To begin with, I followed the analysis of Sleator and Tarjan's original STOC '83 paper (repeated in Tarjan's Data Structures and Network Algorithms). According to this analysis, if each data item is given a weight \( w_i \), with \( W \) denoting the sum of the weights, then the amortized cost to access item \( i \) is \( O(\log W/w_i) \). One of the beauties of splay trees is that they automatically adjust themselves to achieve this performance even when these weights are not known by the algorithm.

Proving this amortized time bound is not difficult. As in the STOC paper, define the rank of an item to be the floor of the log (base two) of the sum of the weights in its subtree (the 1985 JACM version gets a tighter analysis by omitting the floor). If one uses as a potential function the sum of the ranks, then one can analyze the sequence of splay steps by which item \( i \) is accessed, by partitioning the steps into the ones in which the rank of \( i \) increases and the ones in which it stays the same. The number of steps in which the rank increases can be at most the difference between the smallest and largest ranks available to \( i \), which is \( \log W/w_i \), and the potential function increases in these steps by a telescoping sum that ends up proportional to the same amount. In the remaining steps, the potential function decreases, canceling the amortized time for the steps.

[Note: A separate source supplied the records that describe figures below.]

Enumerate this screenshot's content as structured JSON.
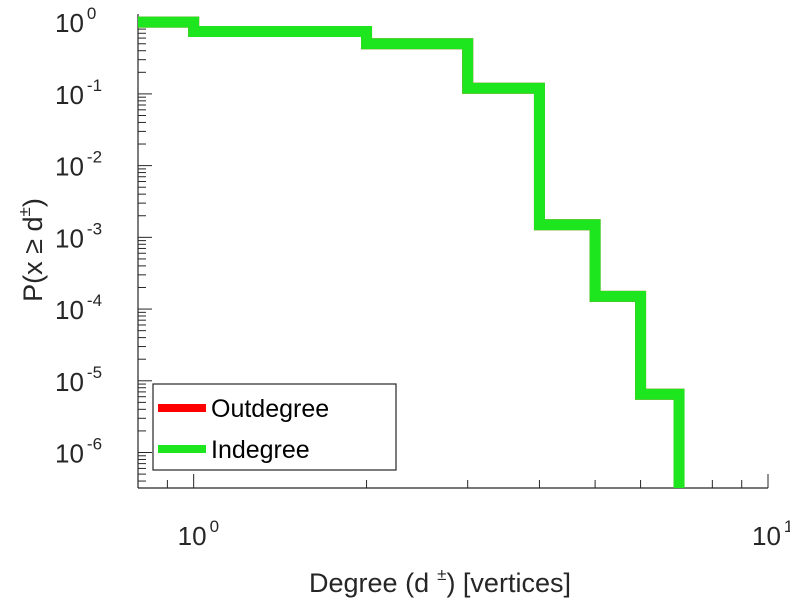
{
  "chart_data": {
    "type": "line",
    "xscale": "log",
    "yscale": "log",
    "xlim": [
      0.8,
      10
    ],
    "ylim": [
      3.2e-07,
      1.3
    ],
    "xticks": [
      {
        "value": 1,
        "base": "10",
        "exp": "0"
      },
      {
        "value": 10,
        "base": "10",
        "exp": "1"
      }
    ],
    "yticks": [
      {
        "value": 1,
        "base": "10",
        "exp": "0"
      },
      {
        "value": 0.1,
        "base": "10",
        "exp": "-1"
      },
      {
        "value": 0.01,
        "base": "10",
        "exp": "-2"
      },
      {
        "value": 0.001,
        "base": "10",
        "exp": "-3"
      },
      {
        "value": 0.0001,
        "base": "10",
        "exp": "-4"
      },
      {
        "value": 1e-05,
        "base": "10",
        "exp": "-5"
      },
      {
        "value": 1e-06,
        "base": "10",
        "exp": "-6"
      }
    ],
    "xlabel": {
      "pre": "Degree (d",
      "sup": "±",
      "post": ") [vertices]"
    },
    "ylabel": {
      "pre": "P(x ≥ d",
      "sup": "±",
      "post": ")"
    },
    "legend": {
      "placement": "bottom-left"
    },
    "grid": false,
    "series": [
      {
        "name": "Outdegree",
        "color": "#ff0000",
        "style": "stairs",
        "x": [
          0.8,
          1,
          2,
          3,
          4,
          5,
          6,
          7
        ],
        "y": [
          1,
          0.74,
          0.5,
          0.12,
          0.0015,
          0.00015,
          6.5e-06,
          3.2e-07
        ]
      },
      {
        "name": "Indegree",
        "color": "#1ee61e",
        "style": "stairs",
        "x": [
          0.8,
          1,
          2,
          3,
          4,
          5,
          6,
          7
        ],
        "y": [
          1,
          0.74,
          0.5,
          0.12,
          0.0015,
          0.00015,
          6.5e-06,
          3.2e-07
        ]
      }
    ]
  }
}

The point, though, is not so much how one gets to this \( O(\log W/w_i) \) bound but how one sets the weights \( w_i \). If they are all equal to one, then \( W=n \) and the amortized cost per operation is \( O(\log n) \). If the access sequence is chosen randomly at each step from some distribution with probability \( w_i \) of accessing item \( i \), then \( W=1 \) and the average amortized cost per operation ends up as \( O(\sum w_i \log 1/w_i) \), the Shannon entropy.

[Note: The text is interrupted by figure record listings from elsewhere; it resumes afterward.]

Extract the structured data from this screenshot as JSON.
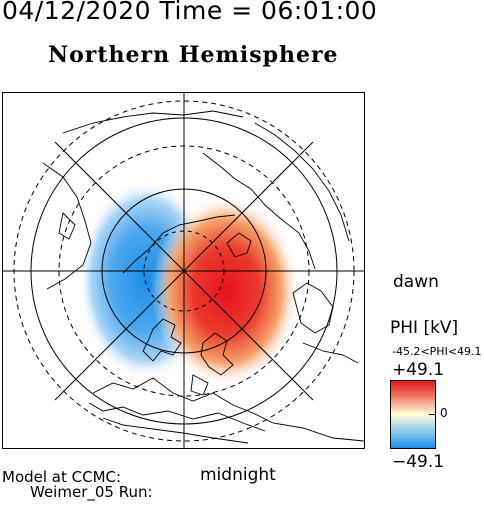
{
  "header": {
    "title_line": "04/12/2020 Time = 06:01:00",
    "hemisphere": "Northern Hemisphere"
  },
  "labels": {
    "dawn": "dawn",
    "midnight": "midnight",
    "model": "Model at CCMC:",
    "run": "Weimer_05 Run:"
  },
  "colorbar": {
    "title": "PHI [kV]",
    "range_text": "-45.2<PHI<49.1",
    "max_label": "+49.1",
    "zero_label": "0",
    "min_label": "−49.1",
    "colors": {
      "positive": "#e41a1c",
      "zero": "#ffffd9",
      "negative": "#1a8fe8"
    }
  },
  "potential": {
    "min_kv": -45.2,
    "max_kv": 49.1,
    "dawn_cell": "positive",
    "dusk_cell": "negative"
  }
}
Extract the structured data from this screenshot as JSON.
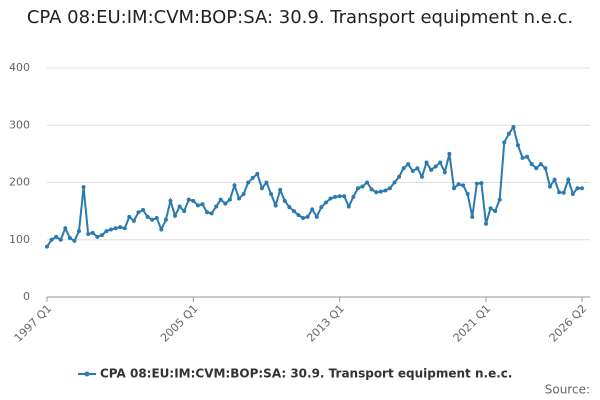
{
  "chart_data": {
    "type": "line",
    "title": "CPA 08:EU:IM:CVM:BOP:SA: 30.9. Transport equipment n.e.c.",
    "source": "Source:",
    "categories": [
      "1997 Q1",
      null,
      null,
      null,
      null,
      null,
      null,
      null,
      null,
      null,
      null,
      null,
      null,
      null,
      null,
      null,
      null,
      null,
      null,
      null,
      null,
      null,
      null,
      null,
      null,
      null,
      null,
      null,
      null,
      null,
      null,
      null,
      "2005 Q1",
      null,
      null,
      null,
      null,
      null,
      null,
      null,
      null,
      null,
      null,
      null,
      null,
      null,
      null,
      null,
      null,
      null,
      null,
      null,
      null,
      null,
      null,
      null,
      null,
      null,
      null,
      null,
      null,
      null,
      null,
      null,
      "2013 Q1",
      null,
      null,
      null,
      null,
      null,
      null,
      null,
      null,
      null,
      null,
      null,
      null,
      null,
      null,
      null,
      null,
      null,
      null,
      null,
      null,
      null,
      null,
      null,
      null,
      null,
      null,
      null,
      null,
      null,
      null,
      null,
      "2021 Q1",
      null,
      null,
      null,
      null,
      null,
      null,
      null,
      null,
      null,
      null,
      null,
      null,
      null,
      null,
      null,
      null,
      null,
      null,
      null,
      null,
      "2026 Q2"
    ],
    "series": [
      {
        "name": "CPA 08:EU:IM:CVM:BOP:SA: 30.9. Transport equipment n.e.c.",
        "color": "#2a7ab0",
        "values": [
          88,
          100,
          105,
          100,
          120,
          103,
          98,
          115,
          192,
          110,
          112,
          105,
          108,
          115,
          118,
          120,
          122,
          120,
          140,
          133,
          148,
          152,
          140,
          135,
          138,
          118,
          135,
          168,
          142,
          158,
          150,
          170,
          168,
          160,
          162,
          148,
          146,
          158,
          170,
          163,
          170,
          195,
          172,
          180,
          200,
          208,
          215,
          190,
          200,
          180,
          160,
          187,
          168,
          157,
          150,
          143,
          138,
          140,
          153,
          140,
          157,
          165,
          172,
          175,
          176,
          176,
          158,
          175,
          190,
          193,
          200,
          188,
          183,
          184,
          186,
          190,
          200,
          210,
          225,
          232,
          220,
          225,
          210,
          235,
          222,
          228,
          235,
          218,
          250,
          190,
          197,
          195,
          180,
          140,
          198,
          199,
          128,
          155,
          150,
          170,
          270,
          285,
          297,
          265,
          243,
          245,
          232,
          225,
          232,
          225,
          193,
          205,
          183,
          182,
          205,
          180,
          190,
          190
        ]
      }
    ],
    "ylim": [
      0,
      400
    ],
    "yticks": [
      0,
      100,
      200,
      300,
      400
    ],
    "grid": true
  }
}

At this point it's typical to wave one's hands, assert that optimal binary search trees have an access cost proportional to the Shannon entropy, and conclude that splay trees are within a constant factor of optimal. Sleator and Tarjan, for instance, say that this follows by "a standard theorem of information theory" and cite Abramson's information theory book, without even a hint at a page number where such a theorem may be found.

Instead, it turns out to be easier to prove directly that splay trees are as good as any static tree \( T \) (and therefore, as good as the optimal binary search tree, whatever tree that might be). To do so, let \( \ell_i \) denote the number of nodes on the path to item \( i \) in tree \( T \), and let \( w_i = 3^{-\ell_i} \). In any finite binary tree, \( W\lt 1 \) (in a complete infinite binary tree, the sum is exactly one, as can be seen by summing each level separately and then summing the levels as a geometric series); this is related to Kraft's inequality. Therefore, using these weights for the splay tree analysis, the time per access is \( O(\log 1/3^{-\ell_i}) = O(\ell_i) \), within a constant factor of the time in tree \( T \) as was to be shown.

Sadly, this approach doesn't seem to work to prove dynamic optimality of splay trees. Conceivably, one can define weights based on exponential functions of the access cost in some unknown dynamic optimal search tree, and use these weights to analyze a splay tree on the same access sequence, but it seems that a change to the optimal tree can cause a large increase in the potential of the splay tree, making it have a large amortized cost for that operation.